New UP BJP president Keshav Prasad Maurya, 47, who carries the tag of being a Hindutva hardliner, on Tuesday made it clear that the 2017 Uttar Pradesh polls would be fought on the issue of ‘vikas’ (development) and not ‘mandir’ (temple).
“Temple isn’t going to be the issue in UP polls but development surely will,” Maurya said, interacting with journalists at the BJP head office in Lucknow on Tuesday, barely a day after taking charge of the post which he got because of his ‘humble background’, OBC caste and the strong RSS-VHP connection.
Maurya said that beginning from Allahabad, he was going to undertake statewide tours from Wednesday. He would give these tours a break around April 24 when he plans to sit down to finalize his team with whose help he plans to realise Mission 265 plus.
The BJP has never won 265 seats in UP. Since 2002, its graph has been falling regularly – 88 in 2002 to 51 in 2007 and an embarrassing 47 in 2012.
He ducked a query on whether the party plans to project a CM face in UP. “That is for the party high command to decide. My job is to help the party win at least 265 and more seats in UP,” he said.
Now that the BJP has settled for an OBC as its state chief, sources say the party high command is busy studying the prospect of projecting an upper caste leader as the party’s face in the UP polls. But the party hasn’t made up its mind on the issue so far.
During his UP visits, Maurya is expected to connect with non-Yadav backward castes in the state.

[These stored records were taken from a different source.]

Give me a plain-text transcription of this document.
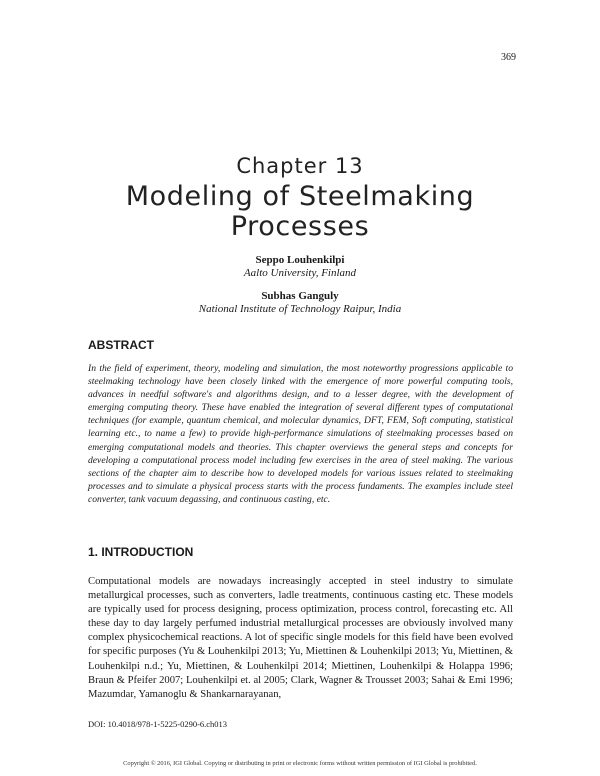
369
Chapter 13
Modeling of Steelmaking Processes
Seppo Louhenkilpi
Aalto University, Finland
Subhas Ganguly
National Institute of Technology Raipur, India
ABSTRACT

In the field of experiment, theory, modeling and simulation, the most noteworthy progressions applicable to steelmaking technology have been closely linked with the emergence of more powerful computing tools, advances in needful software's and algorithms design, and to a lesser degree, with the development of emerging computing theory. These have enabled the integration of several different types of computational techniques (for example, quantum chemical, and molecular dynamics, DFT, FEM, Soft computing, statistical learning etc., to name a few) to provide high-performance simulations of steelmaking processes based on emerging computational models and theories. This chapter overviews the general steps and concepts for developing a computational process model including few exercises in the area of steel making. The various sections of the chapter aim to describe how to developed models for various issues related to steelmaking processes and to simulate a physical process starts with the process fundaments. The examples include steel converter, tank vacuum degassing, and continuous casting, etc.

1. INTRODUCTION

Computational models are nowadays increasingly accepted in steel industry to simulate metallurgical processes, such as converters, ladle treatments, continuous casting etc. These models are typically used for process designing, process optimization, process control, forecasting etc. All these day to day largely perfumed industrial metallurgical processes are obviously involved many complex physicochemical reactions. A lot of specific single models for this field have been evolved for specific purposes (Yu & Louhenkilpi 2013; Yu, Miettinen & Louhenkilpi 2013; Yu, Miettinen, & Louhenkilpi n.d.; Yu, Miettinen, & Louhenkilpi 2014; Miettinen, Louhenkilpi & Holappa 1996; Braun & Pfeifer 2007; Louhenkilpi et. al 2005; Clark, Wagner & Trousset 2003; Sahai & Emi 1996; Mazumdar, Yamanoglu & Shankarnarayanan,

DOI: 10.4018/978-1-5225-0290-6.ch013
Copyright © 2016, IGI Global. Copying or distributing in print or electronic forms without written permission of IGI Global is prohibited.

These OBC castes form nearly 32% of UP’s electorate.
Maurya, a first-time Lok Sabha MP from Phulpur in Allahabad, again said that the criminal cases against him were political in nature.
“Now as my party and I take to the streets on people-centric issues, you may see more cases against my name. But I am not bothered. I will continue to fight for the common man,” he said. A section in the BJP feels that Maurya’s appointment would sully the party image.
Mauryas are a big OBC group which is not known to bear any loyalty to any major party in Uttar Pradesh; one of the reasons why the BJP chose to go with Maurya, ignoring several seasoned campaigners who were vying for the post.